Впервые прочесть роман Булгакова по-настоящему удалось, когда мне было почти тридцать. Прежде перепадали какие-то самодельно отпечатанные куски "на ночь", "на день"... Тогда мы читали Фолкнера, Курта Воннегута - всё, что печаталось в журнале "Иностранная литература", который переплетали, превращая в домашнюю библиотеку. Из "иностранки" узнавали фамилии, как-то пытались искать литературу, плохо понимая, что руководит нами - просто потому, что иначе "не может быть никогда".

Книжные страсти в начале восьмидесятых дос-тигли своей кульминации. Художественная литера-тура резко подорожала и исчезла с прилавков. Единственным источником стали спекулянты и "макулатура", то есть ненужная бумага (20 кг) менялась на талон в специальных пунктах и по этому талону можно было купить определённую книгу. Страну охватила макулатурная лихорадка. Всё ка-тилось к чёрту, а народ азартно охотился за талонами, пересчитывался в очередях, перетаскивал на себе тьмы бумаги, безропотно принимая всё более изощрённый информационный беспредел.

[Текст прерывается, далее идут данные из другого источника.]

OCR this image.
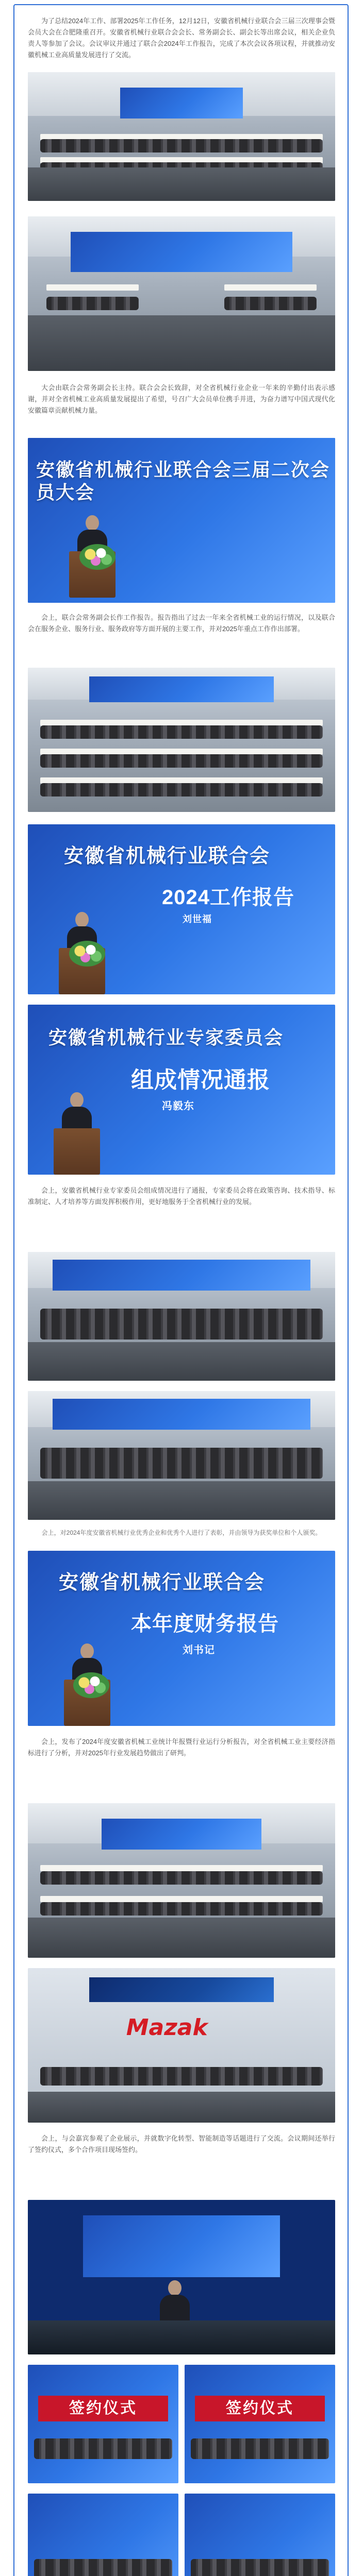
为了总结2024年工作、部署2025年工作任务，12月12日，安徽省机械行业联合会三届三次理事会暨会员大会在合肥隆重召开。安徽省机械行业联合会会长、常务副会长、副会长等出席会议，相关企业负责人等参加了会议。会议审议并通过了联合会2024年工作报告，完成了本次会议各项议程，并就推动安徽机械工业高质量发展进行了交流。

大会由联合会常务副会长主持。联合会会长致辞，对全省机械行业企业一年来的辛勤付出表示感谢，并对全省机械工业高质量发展提出了希望，号召广大会员单位携手并进，为奋力谱写中国式现代化安徽篇章贡献机械力量。

安徽省机械行业联合会三届二次会员大会

会上，联合会常务副会长作工作报告。报告指出了过去一年来全省机械工业的运行情况，以及联合会在服务企业、服务行业、服务政府等方面开展的主要工作，并对2025年重点工作作出部署。

安徽省机械行业联合会
2024工作报告
刘世福
安徽省机械行业专家委员会
组成情况通报
冯毅东

会上，安徽省机械行业专家委员会组成情况进行了通报，专家委员会将在政策咨询、技术指导、标准制定、人才培养等方面发挥积极作用，更好地服务于全省机械行业的发展。

会上，对2024年度安徽省机械行业优秀企业和优秀个人进行了表彰，并由领导为获奖单位和个人颁奖。

安徽省机械行业联合会
本年度财务报告
刘书记

会上，发布了2024年度安徽省机械工业统计年报暨行业运行分析报告，对全省机械工业主要经济指标进行了分析，并对2025年行业发展趋势做出了研判。

Mazak

会上，与会嘉宾参观了企业展示，并就数字化转型、智能制造等话题进行了交流。会议期间还举行了签约仪式，多个合作项目现场签约。

签约仪式	签约仪式
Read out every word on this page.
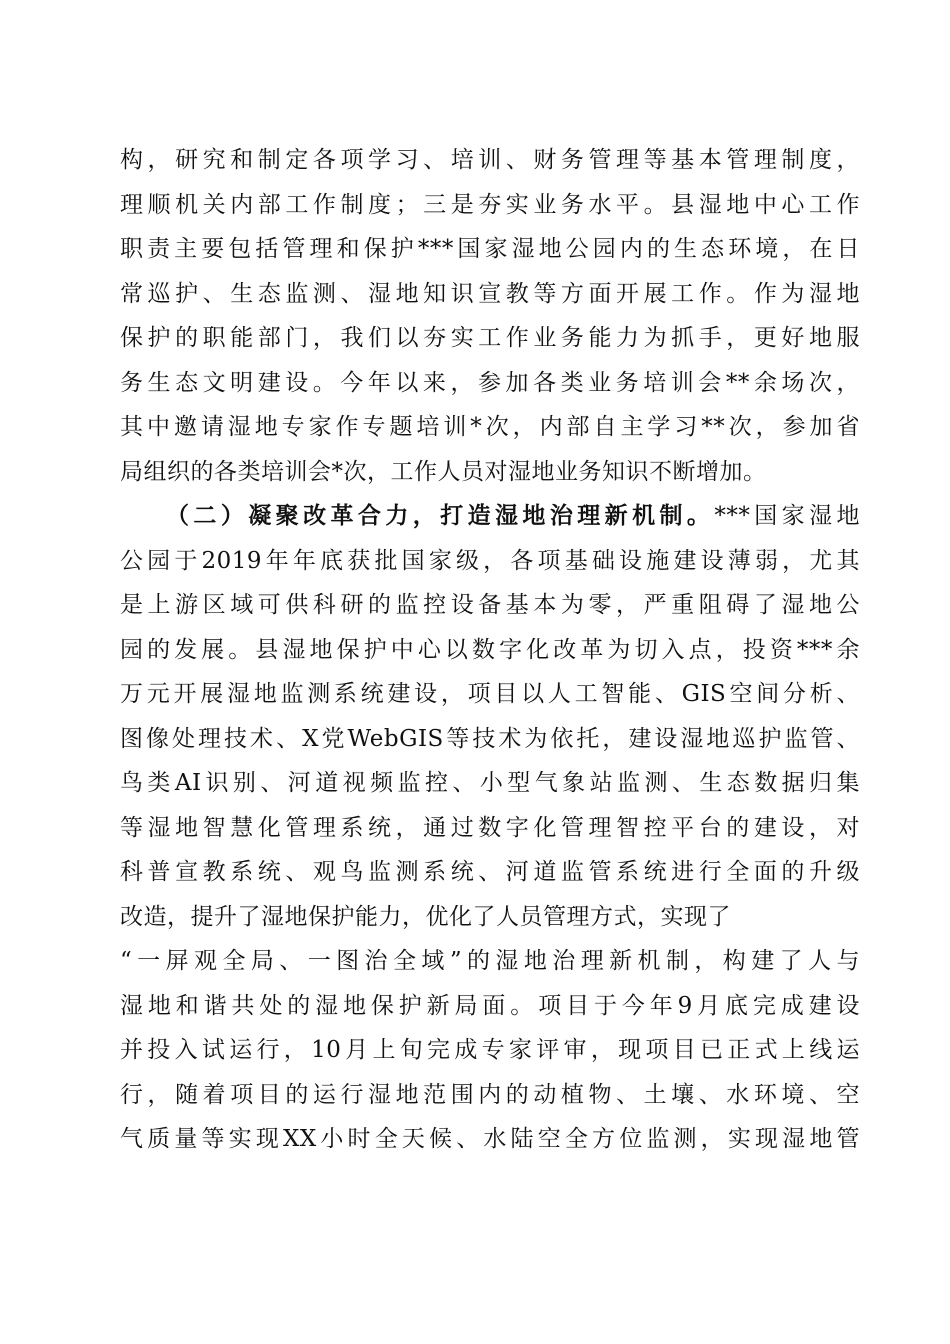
构，研究和制定各项学习、培训、财务管理等基本管理制度，
理顺机关内部工作制度；三是夯实业务水平。县湿地中心工作
职责主要包括管理和保护***国家湿地公园内的生态环境，在日
常巡护、生态监测、湿地知识宣教等方面开展工作。作为湿地
保护的职能部门，我们以夯实工作业务能力为抓手，更好地服
务生态文明建设。今年以来，参加各类业务培训会**余场次，
其中邀请湿地专家作专题培训*次，内部自主学习**次，参加省
局组织的各类培训会*次，工作人员对湿地业务知识不断增加。
（二）凝聚改革合力，打造湿地治理新机制。***国家湿地
公园于2019年年底获批国家级，各项基础设施建设薄弱，尤其
是上游区域可供科研的监控设备基本为零，严重阻碍了湿地公
园的发展。县湿地保护中心以数字化改革为切入点，投资***余
万元开展湿地监测系统建设，项目以人工智能、GIS空间分析、
图像处理技术、X党WebGIS等技术为依托，建设湿地巡护监管、
鸟类AI识别、河道视频监控、小型气象站监测、生态数据归集
等湿地智慧化管理系统，通过数字化管理智控平台的建设，对
科普宣教系统、观鸟监测系统、河道监管系统进行全面的升级
改造，提升了湿地保护能力，优化了人员管理方式，实现了
“一屏观全局、一图治全域”的湿地治理新机制，构建了人与
湿地和谐共处的湿地保护新局面。项目于今年9月底完成建设
并投入试运行，10月上旬完成专家评审，现项目已正式上线运
行，随着项目的运行湿地范围内的动植物、土壤、水环境、空
气质量等实现XX小时全天候、水陆空全方位监测，实现湿地管
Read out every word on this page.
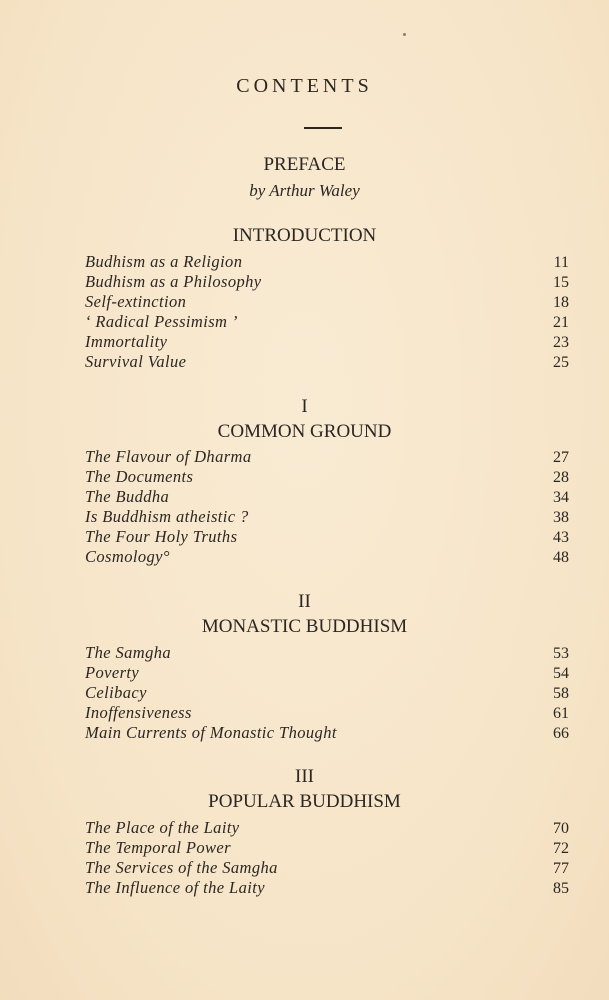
CONTENTS
PREFACE
by Arthur Waley
INTRODUCTION
Budhism as a Religion	11
Budhism as a Philosophy	15
Self-extinction	18
‘ Radical Pessimism ’	21
Immortality	23
Survival Value	25
I
COMMON GROUND
The Flavour of Dharma	27
The Documents	28
The Buddha	34
Is Buddhism atheistic ?	38
The Four Holy Truths	43
Cosmology°	48
II
MONASTIC BUDDHISM
The Samgha	53
Poverty	54
Celibacy	58
Inoffensiveness	61
Main Currents of Monastic Thought	66
III
POPULAR BUDDHISM
The Place of the Laity	70
The Temporal Power	72
The Services of the Samgha	77
The Influence of the Laity	85
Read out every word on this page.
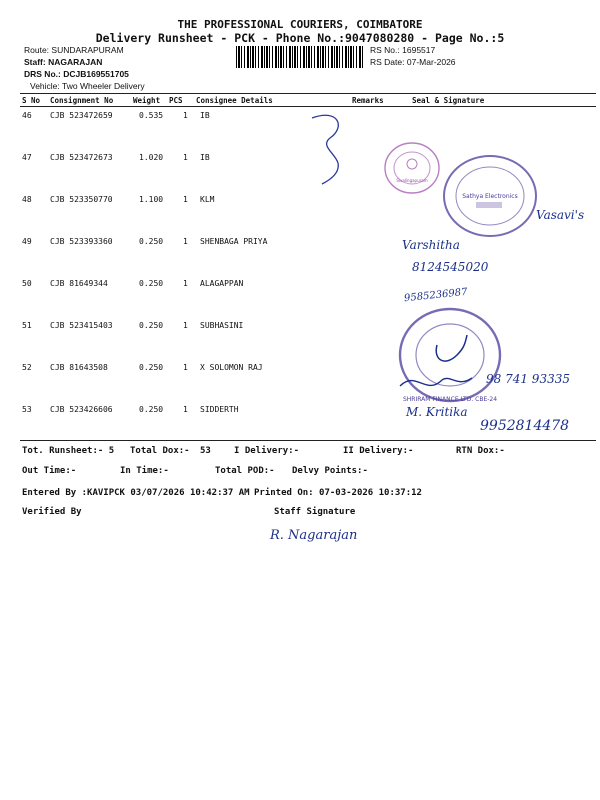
THE PROFESSIONAL COURIERS, COIMBATORE
Delivery Runsheet - PCK - Phone No.:9047080280 - Page No.:5
Route: SUNDARAPURAM
Staff: NAGARAJAN
DRS No.: DCJB169551705
Vehicle: Two Wheeler Delivery
RS No.: 1695517
RS Date: 07-Mar-2026
S No Consignment No	Weight PCS Consignee Details	Remarks	Seal & Signature
46 CJB 523472659	0.535 1 IB
47 CJB 523472673	1.020 1 IB
48 CJB 523350770	1.100 1 KLM
49 CJB 523393360	0.250 1 SHENBAGA PRIYA
50 CJB 81649344	0.250 1 ALAGAPPAN
51 CJB 523415403	0.250 1 SUBHASINI
52 CJB 81643508	0.250 1 X SOLOMON RAJ
53 CJB 523426606	0.250 1 SIDDERTH
Sivalingapuram
Sathya Electronics
SHRIRAM FINANCE LTD. CBE-24
Vasavi's
Varshitha
8124545020
9585236987
98 741 93335
M. Kritika
9952814478
Tot. Runsheet:- 5 Total Dox:- 53	I Delivery:-	II Delivery:-	RTN Dox:-
Out Time:-	In Time:-	Total POD:- Delvy Points:-
Entered By :KAVIPCK 03/07/2026 10:42:37 AM Printed On: 07-03-2026 10:37:12
Verified By	Staff Signature
R. Nagarajan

Помню, у четырёхтомника Джека Лондона было два вида обложки: серая и голубая. Возможность выбора привносила дополнительные страсти, которым взрослые и очень занятые люди, обременённые множеством проблем, отдавались куда полнее, чем их дети, собирающие плиточки - тогдашние заменители фантиков (керамические квадратики, которыми облицовывали дома). В особой цене были книги Дюма и плиточки глубокого фиолетового тона.
В то время я работала в электроотделе "Гипрометаллург". Нас было около двадцати женщин и начальник -- подлец Серёня - врождённый предатель, трус и профессиональная шестёрка. В молодости он на чем-то играл, но не удержался в музыкантах и какой-то дядя пристроил его сутенёром к инженершам. В электричестве он ничего не понимал и просто валялся на столе, подрёмывая и покрикивая что-то вроде "пошевеливайся".
Подружка, бывшая соученица по институту, что привела меня устраиваться на работу, сделав круглые глаза в сторону Серёни, шепнула: "Это наше г-но". И новые мои коллеги, соседки по кульманам справа и слева, тоже, представившись, каждая, с видимым удовольствием, представила и начальника: "А это наше г-но." И я, прийдя домой и рассказывая о своих первых впечатлениях, в нужном месте сделала круглые глаза и сказала со значением: "А начальник там - г-но." - выговорив новое в моём лексиконе слово с запинкой, как выговариваю и по сей день...
Я влюбилась в это слово. Оно несло правду жизни и позволяло не входить в подробности неразрешимых обстоятельств. Оно заменяло собой недосягаемый этический пилотаж о добре и зле. Было понятно, что серёни - г-но, а несерёни - наоборот, и то, что делают серёни - зло, а несерёни - добро и с этим можно жить, работать в "гипрометаллургах", бегать по магазинам и отдаваться макулатурным страстям. Тогда, нокаутированная обстоятельствами, я обрела свой первый спасительный этический компромисс. Родившись с неким психическим отклонением, я, например, не переношу матерщину. Так, о существовании феномена мата лет до двадцати просто не подозревала - видимо, избирательность моего слуха и, вообще, восприятия мира была врождённо бескомпромиссной, и любезный моему сердцу и разуму компромисс теперь - благоприобретён в мучениях и потому претендую на взаимность других людей, что ведёт опять к одинокости. Так вот, я долго просто не слышала мата.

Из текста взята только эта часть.